Yolu sürgünlükle kesişenlerin kelamları sanki!
Duvarda suretleri olanların hangi birinin yolu sürgünlükle kesişmemişti ki! Yılmaz Güney, Aram Tigran, Ahmet Kaya, Nazım Hikmet, Ayşe Şan, Ciwan Haco, Yaşar Kemal ve diğerleri...**
Geriye dönüş yolları kapanan, ardında pusla ve dahi “camdaki buharla yaşlanan”ların hüznüydü sanki sürgünlük...
Dışında kalınan hayatların fotoğraf karelerinde “bir arada yer almanın, düğünün, yasın, kutlamanın... doğduğun şehrin, avucunun içi gibi bildiğin sokakların”ın, dışında kalınanın; yani “artık fotoğraftaki hafızanın” sürgüne denk düşen yüzü / yüzleri...
Çünkü, neredeyse hepsi bir bir biliyorlardı ki;
“beni getirip sınırın bittiği yere yığdılar. biri bastığım toprağı çekti, biri alnımdaki ülkeyi, ayak izim tenimde, terk ettiğim evin gölgesiyle, bir ağacın” diyerek; ya da Diyarbekir’de bir odanın içinde gürül gürül yanan odun sobasında ısınıyorlardı sanki o gece. Uzak ve soğuk sürgün diyarlara inat...
Sınırın öte yakasına geçerken anlamışlardı “yürümekle yol almak arasına” girmişti keskin bıçağın derin yarası!
Ve artık ne hazin! Şairin sözünü ettiği;
“damlarda ıssızlık mevsimiydi
suratımı astığım dediği “çamaşır tellerinden
damlayan sular” doldurmuştu evi.
Sırat, sularla geçilmiş, surat ise sabırla...
Geriye; “yorgan - döşek yatılan damlardan
naif bir akşam” kalmıştı sanki!
Ve nice “taht devrilmişti” şairin sürgün dünyasında...

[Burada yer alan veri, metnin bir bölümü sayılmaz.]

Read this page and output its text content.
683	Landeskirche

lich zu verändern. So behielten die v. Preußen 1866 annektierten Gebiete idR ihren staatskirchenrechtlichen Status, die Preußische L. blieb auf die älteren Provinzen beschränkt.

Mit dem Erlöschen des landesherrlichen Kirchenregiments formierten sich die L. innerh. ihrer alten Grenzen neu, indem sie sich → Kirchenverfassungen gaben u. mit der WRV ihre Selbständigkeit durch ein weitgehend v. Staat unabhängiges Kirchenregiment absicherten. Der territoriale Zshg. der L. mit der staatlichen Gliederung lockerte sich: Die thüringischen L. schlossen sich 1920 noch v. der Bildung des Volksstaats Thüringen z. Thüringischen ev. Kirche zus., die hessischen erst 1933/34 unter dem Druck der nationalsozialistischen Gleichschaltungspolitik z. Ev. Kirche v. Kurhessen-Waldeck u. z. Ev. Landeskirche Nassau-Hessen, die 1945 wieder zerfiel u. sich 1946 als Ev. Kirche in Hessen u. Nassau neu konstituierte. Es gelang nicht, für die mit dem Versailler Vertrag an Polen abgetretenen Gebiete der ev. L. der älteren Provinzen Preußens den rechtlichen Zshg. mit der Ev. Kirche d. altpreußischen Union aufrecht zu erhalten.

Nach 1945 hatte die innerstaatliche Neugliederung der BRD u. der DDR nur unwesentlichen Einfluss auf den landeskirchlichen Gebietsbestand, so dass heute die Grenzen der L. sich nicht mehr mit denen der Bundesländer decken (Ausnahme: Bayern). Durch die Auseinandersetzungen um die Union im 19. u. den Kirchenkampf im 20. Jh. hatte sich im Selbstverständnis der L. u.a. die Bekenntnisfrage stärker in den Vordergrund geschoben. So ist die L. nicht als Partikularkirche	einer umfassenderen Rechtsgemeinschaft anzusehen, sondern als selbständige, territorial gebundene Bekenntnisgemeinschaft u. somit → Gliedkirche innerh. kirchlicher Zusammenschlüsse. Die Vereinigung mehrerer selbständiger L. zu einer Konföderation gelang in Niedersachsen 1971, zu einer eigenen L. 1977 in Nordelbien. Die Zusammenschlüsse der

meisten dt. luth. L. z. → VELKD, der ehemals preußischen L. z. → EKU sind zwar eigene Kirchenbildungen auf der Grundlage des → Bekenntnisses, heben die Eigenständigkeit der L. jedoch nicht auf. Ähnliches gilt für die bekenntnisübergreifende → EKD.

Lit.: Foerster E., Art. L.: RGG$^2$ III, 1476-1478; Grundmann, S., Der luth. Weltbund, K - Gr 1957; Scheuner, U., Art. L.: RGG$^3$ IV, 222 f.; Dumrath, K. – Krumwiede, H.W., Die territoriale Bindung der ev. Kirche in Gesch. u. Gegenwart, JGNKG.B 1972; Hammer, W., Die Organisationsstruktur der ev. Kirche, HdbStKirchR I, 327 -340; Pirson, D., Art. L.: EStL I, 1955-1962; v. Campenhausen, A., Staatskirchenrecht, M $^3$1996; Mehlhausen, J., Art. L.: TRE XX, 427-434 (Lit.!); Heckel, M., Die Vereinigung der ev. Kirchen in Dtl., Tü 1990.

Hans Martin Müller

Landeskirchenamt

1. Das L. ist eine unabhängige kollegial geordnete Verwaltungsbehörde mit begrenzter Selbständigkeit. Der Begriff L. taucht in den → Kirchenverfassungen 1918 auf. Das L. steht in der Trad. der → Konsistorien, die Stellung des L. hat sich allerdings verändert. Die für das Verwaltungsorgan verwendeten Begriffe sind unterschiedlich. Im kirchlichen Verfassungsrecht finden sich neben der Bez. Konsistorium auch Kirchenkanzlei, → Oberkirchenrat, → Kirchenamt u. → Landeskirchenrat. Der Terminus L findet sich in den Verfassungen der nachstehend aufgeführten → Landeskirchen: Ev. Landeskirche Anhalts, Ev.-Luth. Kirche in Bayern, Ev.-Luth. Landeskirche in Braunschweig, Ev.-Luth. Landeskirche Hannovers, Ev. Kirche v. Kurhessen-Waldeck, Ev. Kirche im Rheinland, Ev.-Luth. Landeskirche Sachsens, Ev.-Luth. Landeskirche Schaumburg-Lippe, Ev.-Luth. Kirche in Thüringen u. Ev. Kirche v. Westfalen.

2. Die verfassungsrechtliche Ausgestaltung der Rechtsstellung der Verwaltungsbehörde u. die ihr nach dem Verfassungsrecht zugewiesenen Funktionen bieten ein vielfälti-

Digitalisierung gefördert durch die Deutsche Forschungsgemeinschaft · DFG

Dam ve perde’de Füruğ sesleniyordu sanki!
Kitaba ad olan Aynadaki çürüme’de Kavafis...
Kül ayeti’nde “de ki...” diye başlayan bütün kutsal kitaplar; gılgamış, mishefa reş, kur’an ve kitêbê pîroz.
Ve dahi doksanıncı yaşyılında sanki dizelerle yeniden doğuyor(du) Ahmed Arif...
Ve bütün dizelerde kelamın sahibi Narin Yükler...
Yazının sonuna bitti diye son üç noktayı koyduğumda eski zamanların radyolarının yerini alan asrî devrin YouTube kanalında adını ilk kez duyduğum Zahter grubunun şarkısı sesleniyordu henüz sökmemiş şafağa: Şu, uzun gecenin gecesi olsam / Sılada bir evin, bacası olsam... En uzun gece sabaha devriliyor ve saat ise 03.45’i gösteriyordu...
*Narin Yükler, Aynadaki Çürüme, Mayıs yy. 2017.
**sîn cafe, Diyarbakır Diclekent’te mekân.